Three to join Hall of Distinguished Alumni


A World War II flying ace, a renowned sculptor, and the first African-American student to attend WKU will be inducted into the WKU Hall of Distinguished Alumni this weekend.

The 2012 inductees will be formally added to HODA Friday at a luncheon celebrating their successes in the Sloan Convention Center at 11:30 a.m.

Donald Smith, assistant vice president for the WKU Alumni Association, said he’s excited to hear “three unique stories from three different times in history.”

“This is the highest honor bestowed on an alumnus,” he said. “There’s great pride in knowing they are one of the select few inducted for this honor.”

Brigadier General Victor Strahm, a 1915 graduate from Western Kentucky State Normal School, is a posthumous induction to the alumni group.

Strahm, who was a principal planner of air support for the D-Day landings in Normandy, died on May 11, 1957, according to his biography on the alumni website.

Strahm received numerous awards for his service, including the U.S. Legion of Merit with one Oak Leaf Cluster.

Inductee sculptor Russell Faxon, who specializes in bronze work, currently lives in Bell Buckle, Tenn., and grew up in Bowling Green.

A 1973 graduate, Faxon currently has three of his works on the WKU campus – Robert Guthrie at Guthrie Bell Tower, Coach Diddle in front of Diddle Arena, and the Red Towel outside of Houchens – Smith Stadium, according to Faxon’s biography.

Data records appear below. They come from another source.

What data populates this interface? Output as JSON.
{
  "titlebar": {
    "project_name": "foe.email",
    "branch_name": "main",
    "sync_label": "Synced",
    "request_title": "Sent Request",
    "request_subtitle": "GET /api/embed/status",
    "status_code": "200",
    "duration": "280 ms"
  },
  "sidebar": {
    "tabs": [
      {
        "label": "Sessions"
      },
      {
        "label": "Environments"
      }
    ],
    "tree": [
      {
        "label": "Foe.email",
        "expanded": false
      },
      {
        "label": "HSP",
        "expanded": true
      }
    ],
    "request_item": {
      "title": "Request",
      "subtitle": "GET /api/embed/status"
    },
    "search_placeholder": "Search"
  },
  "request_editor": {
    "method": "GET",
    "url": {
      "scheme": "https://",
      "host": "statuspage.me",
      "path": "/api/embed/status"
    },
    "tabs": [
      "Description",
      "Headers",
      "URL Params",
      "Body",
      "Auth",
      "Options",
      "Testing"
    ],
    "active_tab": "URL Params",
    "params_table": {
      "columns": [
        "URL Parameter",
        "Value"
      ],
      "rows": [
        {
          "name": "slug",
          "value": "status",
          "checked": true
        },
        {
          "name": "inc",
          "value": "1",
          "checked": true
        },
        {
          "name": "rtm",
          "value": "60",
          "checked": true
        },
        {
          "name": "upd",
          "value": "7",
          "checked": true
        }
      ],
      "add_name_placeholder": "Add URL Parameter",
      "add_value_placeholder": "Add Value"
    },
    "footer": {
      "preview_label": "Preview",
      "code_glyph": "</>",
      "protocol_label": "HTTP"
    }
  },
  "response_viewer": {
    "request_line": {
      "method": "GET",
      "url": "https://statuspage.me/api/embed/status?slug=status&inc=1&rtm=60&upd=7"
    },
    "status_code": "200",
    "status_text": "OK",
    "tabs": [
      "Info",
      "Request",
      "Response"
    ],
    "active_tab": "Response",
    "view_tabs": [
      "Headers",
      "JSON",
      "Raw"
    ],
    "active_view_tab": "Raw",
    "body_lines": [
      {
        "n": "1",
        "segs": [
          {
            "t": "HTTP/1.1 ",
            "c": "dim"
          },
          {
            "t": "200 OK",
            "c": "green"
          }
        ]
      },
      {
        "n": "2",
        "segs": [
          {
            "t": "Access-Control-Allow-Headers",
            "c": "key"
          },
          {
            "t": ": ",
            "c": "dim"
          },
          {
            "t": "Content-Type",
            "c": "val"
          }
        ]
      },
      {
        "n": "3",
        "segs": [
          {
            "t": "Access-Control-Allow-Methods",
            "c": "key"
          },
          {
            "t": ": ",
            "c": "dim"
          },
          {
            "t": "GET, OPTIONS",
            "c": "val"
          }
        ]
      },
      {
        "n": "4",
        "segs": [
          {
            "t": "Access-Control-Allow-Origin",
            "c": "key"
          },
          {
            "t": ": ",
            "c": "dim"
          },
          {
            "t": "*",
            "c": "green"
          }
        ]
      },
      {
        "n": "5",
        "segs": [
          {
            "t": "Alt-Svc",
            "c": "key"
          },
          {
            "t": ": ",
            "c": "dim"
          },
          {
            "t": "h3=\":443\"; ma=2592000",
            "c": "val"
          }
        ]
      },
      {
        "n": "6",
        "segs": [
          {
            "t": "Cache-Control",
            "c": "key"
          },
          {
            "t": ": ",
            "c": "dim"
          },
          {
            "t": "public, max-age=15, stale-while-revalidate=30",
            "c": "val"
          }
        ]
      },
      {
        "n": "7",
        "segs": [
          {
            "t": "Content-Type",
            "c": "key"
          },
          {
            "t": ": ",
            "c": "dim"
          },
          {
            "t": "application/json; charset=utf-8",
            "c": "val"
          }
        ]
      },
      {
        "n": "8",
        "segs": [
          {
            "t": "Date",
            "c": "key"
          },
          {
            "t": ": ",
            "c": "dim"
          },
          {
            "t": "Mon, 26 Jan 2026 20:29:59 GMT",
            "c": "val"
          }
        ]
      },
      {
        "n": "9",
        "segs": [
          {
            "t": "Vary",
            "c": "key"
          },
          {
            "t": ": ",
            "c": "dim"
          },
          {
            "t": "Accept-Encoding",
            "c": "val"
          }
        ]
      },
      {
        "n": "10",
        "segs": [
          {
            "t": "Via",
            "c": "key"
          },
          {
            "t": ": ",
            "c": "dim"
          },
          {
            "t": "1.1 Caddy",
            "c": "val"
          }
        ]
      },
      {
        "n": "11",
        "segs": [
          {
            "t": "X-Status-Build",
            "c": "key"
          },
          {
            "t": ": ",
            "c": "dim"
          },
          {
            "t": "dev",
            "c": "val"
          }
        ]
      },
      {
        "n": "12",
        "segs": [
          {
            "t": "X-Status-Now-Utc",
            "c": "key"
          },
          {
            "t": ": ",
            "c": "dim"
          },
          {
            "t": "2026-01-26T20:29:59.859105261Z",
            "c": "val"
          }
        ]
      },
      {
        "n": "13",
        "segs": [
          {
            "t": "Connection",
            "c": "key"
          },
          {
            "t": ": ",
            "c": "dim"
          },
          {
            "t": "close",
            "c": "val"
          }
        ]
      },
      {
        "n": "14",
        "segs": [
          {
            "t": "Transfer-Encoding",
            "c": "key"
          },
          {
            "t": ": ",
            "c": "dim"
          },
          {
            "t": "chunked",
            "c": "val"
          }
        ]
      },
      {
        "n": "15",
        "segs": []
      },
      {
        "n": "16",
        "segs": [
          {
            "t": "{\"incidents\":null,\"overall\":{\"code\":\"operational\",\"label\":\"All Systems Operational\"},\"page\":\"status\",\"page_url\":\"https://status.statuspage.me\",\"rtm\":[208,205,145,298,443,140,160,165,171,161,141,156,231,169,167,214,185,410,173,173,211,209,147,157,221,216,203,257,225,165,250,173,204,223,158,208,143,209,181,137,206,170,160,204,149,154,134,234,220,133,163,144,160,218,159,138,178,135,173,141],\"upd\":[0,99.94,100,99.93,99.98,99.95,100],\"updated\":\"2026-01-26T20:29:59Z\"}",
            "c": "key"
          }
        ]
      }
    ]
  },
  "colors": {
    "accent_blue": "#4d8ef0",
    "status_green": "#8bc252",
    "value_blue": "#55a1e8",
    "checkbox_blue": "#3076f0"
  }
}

Faxon’s work is displayed throughout the U.S., as well as internationally.

Margaret Munday, a 1960 graduate, was the first African-American undergraduate to attend classes at Western Kentucky State College. She transferred from Kentucky State after higher education institutions were desegregated in 1956.

After graduating, Munday became the first African-American teacher at Auburn High school, where she taught music. She retired from teaching in Logan County in 1995 after more than 30 years as a chorus and music teacher.

Smith said each year’s inductees are special, but this year’s inductees are particularly unique to the university.

“We’re inducting a renowned sculptor (Mr. Faxon) with work displayed on campus into the group,” he said.

“As the first African American student, Ms. Munday was really a pioneer of her time for what she did for civil rights on this university. No one was a pioneer quite like her…We think of WWII being the greatest generation, and the stories of WWI can be forgotten sometimes. Mr. Strahm’s story is one that I’m glad is being told.”

Tracy Morrison, Associate Director of Alumni Relations, is in her 10th year heading up the year-long process to find inductees for HODA. She said the events planned for the inductees are very special and really seeks to honor them.

Additional events planned for inductees include invitations to the Summit Dinner honoring volunteers on Thursday, where they will be a guest at president Gary Ransdell’s table. Each inductee will receive a smaller version of the plaque going in the Hall of Distinguished Alumni to take home for display. On game day Saturday, the inductees will be guests in Ransdell’s tent, and will also be called onto the field at halftime for special recognition, Morrison said.